老人クラブはどこへ行った?

昔はうちの近所に老人クラブがあったけど、どうなっちゃったんだろう?年寄りは増えているのだから、老人クラブの活動は活発になってもよいはずなのに、なんかあんまり聞かないよね。

現在でも老人クラブの活動は続いていると思いますが、どこにあって、どのような活動をしているのか、その姿はあまりよく見えないような気がします。

公益財団法人全国老人クラブ連合会のホームページによると、老人クラブとは地域を基盤とする高齢者の自主的な組織で、仲間づくりや生きがいと健康づくりのための活動や、地域を豊かにする社会活動に取り組み、明るい長寿社会づくりや保健福祉の向上に努めることを目的としています。

老人クラブへの入会はおおむね60歳以上を対象としていて、また歩いて集まることのできる小さな地域の範囲でクラブを組織しているそうです。戦後各地で誕生し、1963年の老人福祉法施行で老人クラブへの行政支援が決まり、各クラブには補助金も出ています。

具体的な活動としては、健康づくりや介護予防のための体操、ウォーキング、シニア・スポーツ、交通安全、子供の見守りパトロール、趣味や芸能などのサークル活動などが紹介されています。26万人余りの会員をかかえる東京都老人クラブ連合会のホームページには、年度ごとの行事日程も公開されていて、年間を通じて様々な活動が行われていることがうかがわれます。

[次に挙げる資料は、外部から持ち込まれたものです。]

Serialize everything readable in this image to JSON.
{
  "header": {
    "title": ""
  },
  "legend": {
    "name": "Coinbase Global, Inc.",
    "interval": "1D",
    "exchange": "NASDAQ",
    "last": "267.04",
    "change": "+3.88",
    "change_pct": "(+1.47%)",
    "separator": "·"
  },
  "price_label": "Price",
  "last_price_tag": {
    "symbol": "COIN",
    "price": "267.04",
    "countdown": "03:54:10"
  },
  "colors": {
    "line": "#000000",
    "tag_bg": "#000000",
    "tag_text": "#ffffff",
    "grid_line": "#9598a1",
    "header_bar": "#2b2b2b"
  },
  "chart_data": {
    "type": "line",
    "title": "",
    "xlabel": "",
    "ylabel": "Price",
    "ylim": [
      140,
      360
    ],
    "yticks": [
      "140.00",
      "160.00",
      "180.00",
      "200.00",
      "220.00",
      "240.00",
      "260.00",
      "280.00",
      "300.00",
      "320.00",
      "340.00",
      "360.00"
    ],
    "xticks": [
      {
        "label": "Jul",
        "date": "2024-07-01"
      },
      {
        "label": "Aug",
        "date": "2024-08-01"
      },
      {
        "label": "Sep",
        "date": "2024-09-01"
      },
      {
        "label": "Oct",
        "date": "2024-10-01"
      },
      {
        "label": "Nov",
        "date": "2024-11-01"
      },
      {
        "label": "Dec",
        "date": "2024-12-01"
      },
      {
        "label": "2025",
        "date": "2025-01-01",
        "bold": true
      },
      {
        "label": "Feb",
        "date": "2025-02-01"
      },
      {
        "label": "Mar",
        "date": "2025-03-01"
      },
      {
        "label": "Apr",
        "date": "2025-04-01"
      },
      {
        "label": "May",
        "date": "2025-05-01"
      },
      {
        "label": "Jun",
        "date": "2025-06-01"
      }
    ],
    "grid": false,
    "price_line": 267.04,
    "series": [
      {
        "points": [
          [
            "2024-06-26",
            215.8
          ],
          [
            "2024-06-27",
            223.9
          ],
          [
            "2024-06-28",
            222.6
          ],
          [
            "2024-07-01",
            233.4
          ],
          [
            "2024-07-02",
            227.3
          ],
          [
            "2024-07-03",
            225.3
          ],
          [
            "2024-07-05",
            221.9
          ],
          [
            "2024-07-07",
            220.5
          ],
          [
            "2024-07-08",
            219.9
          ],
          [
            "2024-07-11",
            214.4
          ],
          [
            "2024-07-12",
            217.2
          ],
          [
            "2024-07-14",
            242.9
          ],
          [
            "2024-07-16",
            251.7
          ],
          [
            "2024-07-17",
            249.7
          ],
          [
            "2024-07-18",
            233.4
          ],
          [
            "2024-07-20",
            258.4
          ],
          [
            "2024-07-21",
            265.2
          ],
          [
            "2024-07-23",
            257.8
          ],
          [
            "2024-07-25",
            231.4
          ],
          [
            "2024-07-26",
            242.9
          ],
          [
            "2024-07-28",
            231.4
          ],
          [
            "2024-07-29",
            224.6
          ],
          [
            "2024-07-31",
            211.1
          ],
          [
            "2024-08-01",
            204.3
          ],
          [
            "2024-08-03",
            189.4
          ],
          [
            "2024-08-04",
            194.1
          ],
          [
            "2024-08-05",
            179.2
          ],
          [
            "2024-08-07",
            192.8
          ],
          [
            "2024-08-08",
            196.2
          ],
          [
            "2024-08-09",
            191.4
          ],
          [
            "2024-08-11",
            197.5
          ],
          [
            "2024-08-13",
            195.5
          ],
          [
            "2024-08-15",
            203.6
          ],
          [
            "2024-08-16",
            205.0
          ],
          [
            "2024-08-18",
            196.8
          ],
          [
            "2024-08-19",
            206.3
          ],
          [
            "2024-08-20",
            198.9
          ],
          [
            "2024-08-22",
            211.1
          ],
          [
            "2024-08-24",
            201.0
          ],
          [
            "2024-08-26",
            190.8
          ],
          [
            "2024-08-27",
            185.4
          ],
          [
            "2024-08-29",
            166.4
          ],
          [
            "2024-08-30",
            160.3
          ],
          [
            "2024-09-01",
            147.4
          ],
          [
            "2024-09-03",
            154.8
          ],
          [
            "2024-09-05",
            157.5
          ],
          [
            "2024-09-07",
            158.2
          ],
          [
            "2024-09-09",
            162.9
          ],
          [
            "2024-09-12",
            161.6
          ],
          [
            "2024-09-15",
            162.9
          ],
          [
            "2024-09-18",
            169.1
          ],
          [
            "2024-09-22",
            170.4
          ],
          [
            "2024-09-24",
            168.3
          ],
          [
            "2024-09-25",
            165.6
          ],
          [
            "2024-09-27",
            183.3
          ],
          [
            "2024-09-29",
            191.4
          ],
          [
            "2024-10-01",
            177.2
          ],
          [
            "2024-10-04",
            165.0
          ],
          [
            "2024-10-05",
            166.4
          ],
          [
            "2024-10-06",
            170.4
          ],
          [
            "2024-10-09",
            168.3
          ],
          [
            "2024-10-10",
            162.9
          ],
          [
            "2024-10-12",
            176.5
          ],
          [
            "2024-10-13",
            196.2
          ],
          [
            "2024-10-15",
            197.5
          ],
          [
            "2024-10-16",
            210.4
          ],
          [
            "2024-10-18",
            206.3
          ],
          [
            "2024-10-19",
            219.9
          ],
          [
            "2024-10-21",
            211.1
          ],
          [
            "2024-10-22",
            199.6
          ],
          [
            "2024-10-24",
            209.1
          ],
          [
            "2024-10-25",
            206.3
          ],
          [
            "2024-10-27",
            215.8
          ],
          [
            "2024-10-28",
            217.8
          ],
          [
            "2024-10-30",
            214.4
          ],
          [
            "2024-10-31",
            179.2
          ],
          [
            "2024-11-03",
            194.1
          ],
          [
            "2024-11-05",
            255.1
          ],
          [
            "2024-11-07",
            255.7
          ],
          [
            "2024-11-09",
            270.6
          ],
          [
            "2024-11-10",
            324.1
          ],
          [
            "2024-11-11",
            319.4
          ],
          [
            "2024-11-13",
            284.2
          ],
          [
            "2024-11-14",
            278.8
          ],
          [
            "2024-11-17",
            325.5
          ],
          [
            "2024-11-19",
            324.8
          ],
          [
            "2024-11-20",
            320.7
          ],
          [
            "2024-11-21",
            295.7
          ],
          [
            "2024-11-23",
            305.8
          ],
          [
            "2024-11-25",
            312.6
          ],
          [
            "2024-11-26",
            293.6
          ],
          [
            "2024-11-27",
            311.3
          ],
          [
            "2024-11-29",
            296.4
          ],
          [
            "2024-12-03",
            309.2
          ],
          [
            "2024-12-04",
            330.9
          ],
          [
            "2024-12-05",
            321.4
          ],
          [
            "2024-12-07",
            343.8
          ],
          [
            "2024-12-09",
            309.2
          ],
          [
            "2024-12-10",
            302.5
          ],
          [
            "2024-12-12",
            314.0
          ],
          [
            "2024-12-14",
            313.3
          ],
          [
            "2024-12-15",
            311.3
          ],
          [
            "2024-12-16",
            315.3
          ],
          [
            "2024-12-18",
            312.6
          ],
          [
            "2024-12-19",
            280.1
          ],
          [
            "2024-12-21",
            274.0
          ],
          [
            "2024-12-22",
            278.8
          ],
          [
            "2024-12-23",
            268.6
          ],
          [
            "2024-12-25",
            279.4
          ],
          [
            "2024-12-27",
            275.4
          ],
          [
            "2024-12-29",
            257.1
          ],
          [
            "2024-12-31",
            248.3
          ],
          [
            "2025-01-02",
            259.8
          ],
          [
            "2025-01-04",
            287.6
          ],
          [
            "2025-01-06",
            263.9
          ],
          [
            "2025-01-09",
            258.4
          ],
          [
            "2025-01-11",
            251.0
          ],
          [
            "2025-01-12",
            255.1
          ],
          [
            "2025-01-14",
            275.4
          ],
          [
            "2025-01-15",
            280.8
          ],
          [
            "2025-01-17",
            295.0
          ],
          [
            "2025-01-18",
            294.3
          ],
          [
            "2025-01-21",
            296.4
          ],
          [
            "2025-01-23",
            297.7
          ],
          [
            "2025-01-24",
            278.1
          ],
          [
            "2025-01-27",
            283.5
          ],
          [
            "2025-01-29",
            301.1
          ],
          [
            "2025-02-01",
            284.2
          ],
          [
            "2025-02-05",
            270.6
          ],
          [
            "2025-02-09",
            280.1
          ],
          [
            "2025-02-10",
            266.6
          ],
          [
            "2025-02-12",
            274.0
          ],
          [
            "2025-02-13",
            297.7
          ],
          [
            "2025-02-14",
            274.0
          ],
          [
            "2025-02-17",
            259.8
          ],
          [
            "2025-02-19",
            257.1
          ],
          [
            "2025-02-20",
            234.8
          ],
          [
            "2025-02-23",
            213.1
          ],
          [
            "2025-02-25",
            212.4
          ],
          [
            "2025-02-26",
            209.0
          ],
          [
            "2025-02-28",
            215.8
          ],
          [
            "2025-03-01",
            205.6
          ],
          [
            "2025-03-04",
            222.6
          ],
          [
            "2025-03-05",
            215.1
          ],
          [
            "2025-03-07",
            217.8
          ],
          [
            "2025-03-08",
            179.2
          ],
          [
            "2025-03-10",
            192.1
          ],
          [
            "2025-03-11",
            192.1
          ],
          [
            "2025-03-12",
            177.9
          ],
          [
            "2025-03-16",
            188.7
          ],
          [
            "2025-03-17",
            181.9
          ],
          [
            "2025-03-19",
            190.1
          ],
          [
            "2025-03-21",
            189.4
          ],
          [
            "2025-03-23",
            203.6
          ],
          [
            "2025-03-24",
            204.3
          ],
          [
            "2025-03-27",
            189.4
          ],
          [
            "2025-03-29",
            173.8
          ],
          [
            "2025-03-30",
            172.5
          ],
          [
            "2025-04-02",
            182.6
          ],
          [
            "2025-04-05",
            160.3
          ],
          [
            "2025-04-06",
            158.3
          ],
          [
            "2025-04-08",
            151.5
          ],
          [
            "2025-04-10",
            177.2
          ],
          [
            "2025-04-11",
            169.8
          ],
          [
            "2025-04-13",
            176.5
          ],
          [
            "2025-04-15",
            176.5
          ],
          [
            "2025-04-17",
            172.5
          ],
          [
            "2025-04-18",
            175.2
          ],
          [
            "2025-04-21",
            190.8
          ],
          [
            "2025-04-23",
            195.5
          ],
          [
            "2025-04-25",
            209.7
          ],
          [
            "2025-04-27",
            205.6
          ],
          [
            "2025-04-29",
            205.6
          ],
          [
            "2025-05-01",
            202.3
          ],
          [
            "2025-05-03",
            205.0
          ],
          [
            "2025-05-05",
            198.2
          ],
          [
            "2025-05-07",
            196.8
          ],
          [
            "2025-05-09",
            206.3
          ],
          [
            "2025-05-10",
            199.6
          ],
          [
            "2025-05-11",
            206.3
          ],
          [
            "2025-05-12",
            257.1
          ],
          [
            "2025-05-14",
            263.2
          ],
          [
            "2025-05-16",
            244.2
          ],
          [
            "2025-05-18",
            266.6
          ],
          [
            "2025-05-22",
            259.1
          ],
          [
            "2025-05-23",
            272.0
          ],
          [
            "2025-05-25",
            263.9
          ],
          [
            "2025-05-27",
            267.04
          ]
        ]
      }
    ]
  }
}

このように実態のある老人クラブですが、厚生労働省の「福祉行政報告例」によると、2019年度(令和元年度)末の老人クラブ数は92,836クラブで、前年度に比べ2,987クラブ(3.1%)減少、会員数は4,988,999人で前年度に比べて256,724(4.9%)減少しています。過去最高だった1995年(平成7年)にはクラブ数が約134,000、会員数が880万人余りでしたが、これ以降継続して右肩下がりでクラブ数、会員数とも減少しているのです(内閣府「令和2年版高齢社会白書」)。

高齢化社会が進行する中で、老人クラブの活動がクラブ数や会員数の上では「衰退」しているように見えるのはなぜなのでしょうか。

「老人クラブ」という名称が悪い、という声も一部には聞かれるようですが、高齢者が増えることで高齢者のライフスタイル、価値観や趣味が多様化していること、さらには高齢者が利用できる公共や民間のサービスが充実してきて選択肢が増え、老人クラブの活動の存在感が薄れていることが大きな理由と言えるかもしれません。

また現役の期間が延びて、60代では働いている人が多く、60代で老人クラブの活動に参加しようという状況にはないということも大きな要因でしょう。

老人クラブの活動が今後さらに衰退していくとしても、それは決してシニアの活動そのものが衰退しているからではなく、むしろシニアの活動がより活発なものとして発展して行っているためと言えそうな気がします。